It comes natural to us jugglers to focus on the props and how they move in space.
After all, If we don’t they may drop, or not?
Props in movement create trails in the air, like little meteorites. How they go up and peak letting our brain know where they will come down. We don’t need to know where the prop is at all times.
Relating to the space within patterns is another thing altogether though. The negative image.
An invitation to open our awareness and our gaze a little wider.
When we become fully aware of the six directions around us we anchor ourselves in space. Juggling with this sort of spacial awareness can invite us to diversify our use of the space making our juggling potential more interesting for ourselves and our audiences.
Many contemporary jugglers have deliberately created shapes with their props and the contrast with the moving body and props together creates a marvellous effect. If we are then also aware of the space between the props perhaps we will pass a hand through that gateway, or even a foot, a head or another prop.

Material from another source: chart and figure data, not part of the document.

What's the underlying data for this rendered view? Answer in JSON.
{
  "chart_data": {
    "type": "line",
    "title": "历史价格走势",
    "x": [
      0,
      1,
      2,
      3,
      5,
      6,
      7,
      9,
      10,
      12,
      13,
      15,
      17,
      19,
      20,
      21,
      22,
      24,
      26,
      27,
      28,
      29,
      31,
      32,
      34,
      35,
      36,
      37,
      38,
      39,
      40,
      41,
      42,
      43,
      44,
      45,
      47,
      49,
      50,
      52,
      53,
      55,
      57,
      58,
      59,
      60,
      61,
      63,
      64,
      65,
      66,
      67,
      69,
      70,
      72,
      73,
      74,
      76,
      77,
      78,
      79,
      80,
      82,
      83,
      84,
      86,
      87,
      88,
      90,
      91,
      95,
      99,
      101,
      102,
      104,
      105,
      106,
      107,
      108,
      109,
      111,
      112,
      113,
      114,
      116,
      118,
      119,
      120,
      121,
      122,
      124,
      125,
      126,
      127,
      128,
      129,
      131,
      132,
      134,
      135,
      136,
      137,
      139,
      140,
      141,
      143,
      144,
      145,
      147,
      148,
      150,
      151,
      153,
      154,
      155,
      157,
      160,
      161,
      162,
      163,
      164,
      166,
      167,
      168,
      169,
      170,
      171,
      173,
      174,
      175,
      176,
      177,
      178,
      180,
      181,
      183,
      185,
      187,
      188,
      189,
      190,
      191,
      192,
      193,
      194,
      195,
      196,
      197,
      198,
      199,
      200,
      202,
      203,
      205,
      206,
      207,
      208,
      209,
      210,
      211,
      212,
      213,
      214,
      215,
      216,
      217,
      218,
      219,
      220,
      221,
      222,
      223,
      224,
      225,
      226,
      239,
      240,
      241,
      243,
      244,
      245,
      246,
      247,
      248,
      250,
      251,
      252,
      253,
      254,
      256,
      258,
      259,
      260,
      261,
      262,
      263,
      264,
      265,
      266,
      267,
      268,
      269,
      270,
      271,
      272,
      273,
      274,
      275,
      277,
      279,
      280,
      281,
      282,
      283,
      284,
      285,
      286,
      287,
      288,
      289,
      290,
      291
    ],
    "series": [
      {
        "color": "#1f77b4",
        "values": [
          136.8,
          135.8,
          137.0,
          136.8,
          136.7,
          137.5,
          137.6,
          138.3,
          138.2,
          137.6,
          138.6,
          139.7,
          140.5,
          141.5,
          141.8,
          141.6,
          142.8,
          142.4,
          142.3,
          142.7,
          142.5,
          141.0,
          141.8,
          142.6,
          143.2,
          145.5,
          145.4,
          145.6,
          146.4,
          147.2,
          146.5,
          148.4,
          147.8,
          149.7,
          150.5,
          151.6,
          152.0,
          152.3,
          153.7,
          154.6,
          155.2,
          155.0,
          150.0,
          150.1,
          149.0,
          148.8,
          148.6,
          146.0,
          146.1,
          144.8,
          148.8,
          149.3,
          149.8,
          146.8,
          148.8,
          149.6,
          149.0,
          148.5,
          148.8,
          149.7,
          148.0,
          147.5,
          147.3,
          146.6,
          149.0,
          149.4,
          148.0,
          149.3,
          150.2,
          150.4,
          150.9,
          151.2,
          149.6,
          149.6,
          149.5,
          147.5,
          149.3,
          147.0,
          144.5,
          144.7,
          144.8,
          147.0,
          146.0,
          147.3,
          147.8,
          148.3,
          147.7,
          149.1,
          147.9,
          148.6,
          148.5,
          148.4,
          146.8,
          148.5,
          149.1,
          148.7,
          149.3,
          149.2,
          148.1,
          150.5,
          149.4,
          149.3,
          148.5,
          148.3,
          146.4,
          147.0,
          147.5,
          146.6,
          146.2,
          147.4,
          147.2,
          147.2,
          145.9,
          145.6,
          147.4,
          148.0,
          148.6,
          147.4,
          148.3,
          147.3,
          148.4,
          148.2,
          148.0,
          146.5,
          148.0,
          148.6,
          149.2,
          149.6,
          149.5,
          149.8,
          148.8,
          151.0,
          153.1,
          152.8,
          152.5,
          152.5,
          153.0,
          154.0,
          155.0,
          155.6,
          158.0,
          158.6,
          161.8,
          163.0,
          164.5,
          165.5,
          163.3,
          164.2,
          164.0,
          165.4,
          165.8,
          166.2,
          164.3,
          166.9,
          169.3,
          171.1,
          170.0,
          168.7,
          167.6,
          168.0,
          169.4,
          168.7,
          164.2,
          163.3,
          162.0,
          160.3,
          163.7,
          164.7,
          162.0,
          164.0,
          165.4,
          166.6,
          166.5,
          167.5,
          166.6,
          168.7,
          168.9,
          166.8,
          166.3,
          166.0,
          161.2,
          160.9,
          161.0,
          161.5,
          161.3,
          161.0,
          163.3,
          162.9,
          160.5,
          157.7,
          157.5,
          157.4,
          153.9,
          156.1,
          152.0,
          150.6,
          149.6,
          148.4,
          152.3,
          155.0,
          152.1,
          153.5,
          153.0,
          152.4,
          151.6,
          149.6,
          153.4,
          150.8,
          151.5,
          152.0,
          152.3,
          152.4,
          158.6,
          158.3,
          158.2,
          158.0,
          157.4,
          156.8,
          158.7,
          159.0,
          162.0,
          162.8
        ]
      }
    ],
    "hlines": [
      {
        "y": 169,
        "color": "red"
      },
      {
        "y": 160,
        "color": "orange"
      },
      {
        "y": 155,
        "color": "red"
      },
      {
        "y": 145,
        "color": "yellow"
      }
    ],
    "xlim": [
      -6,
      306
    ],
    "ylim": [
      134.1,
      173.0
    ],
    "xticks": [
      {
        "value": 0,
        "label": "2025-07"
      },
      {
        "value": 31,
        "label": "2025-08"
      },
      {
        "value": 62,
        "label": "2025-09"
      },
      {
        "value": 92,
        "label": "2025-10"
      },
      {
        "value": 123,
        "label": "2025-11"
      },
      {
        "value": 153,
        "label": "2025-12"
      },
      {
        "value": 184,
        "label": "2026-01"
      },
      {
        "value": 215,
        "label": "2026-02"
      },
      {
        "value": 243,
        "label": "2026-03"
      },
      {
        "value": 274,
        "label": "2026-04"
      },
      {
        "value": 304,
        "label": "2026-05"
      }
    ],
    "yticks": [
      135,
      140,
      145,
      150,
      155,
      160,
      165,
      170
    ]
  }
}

The space within patterns is continually morphing and if while juggling we focus solely on the space between props something peculiar happens to our awareness; it enjoys this new possibility and expands. Our presence increases.
Finding the space within patterns is ultimately an invitation into playfulness. We are presented with a new point of view and delight in being able to follow and create new temporal and semi permanent spaces.
When we then start to consider our body as part of the pattern then the possibilities multiply even more. The space under the legs, under the arms, between the arms and the head, enjoy being filled with catches and throws in the same space and shifting from our space to another.
Thanks to Ben Cornish for giving me something to think about.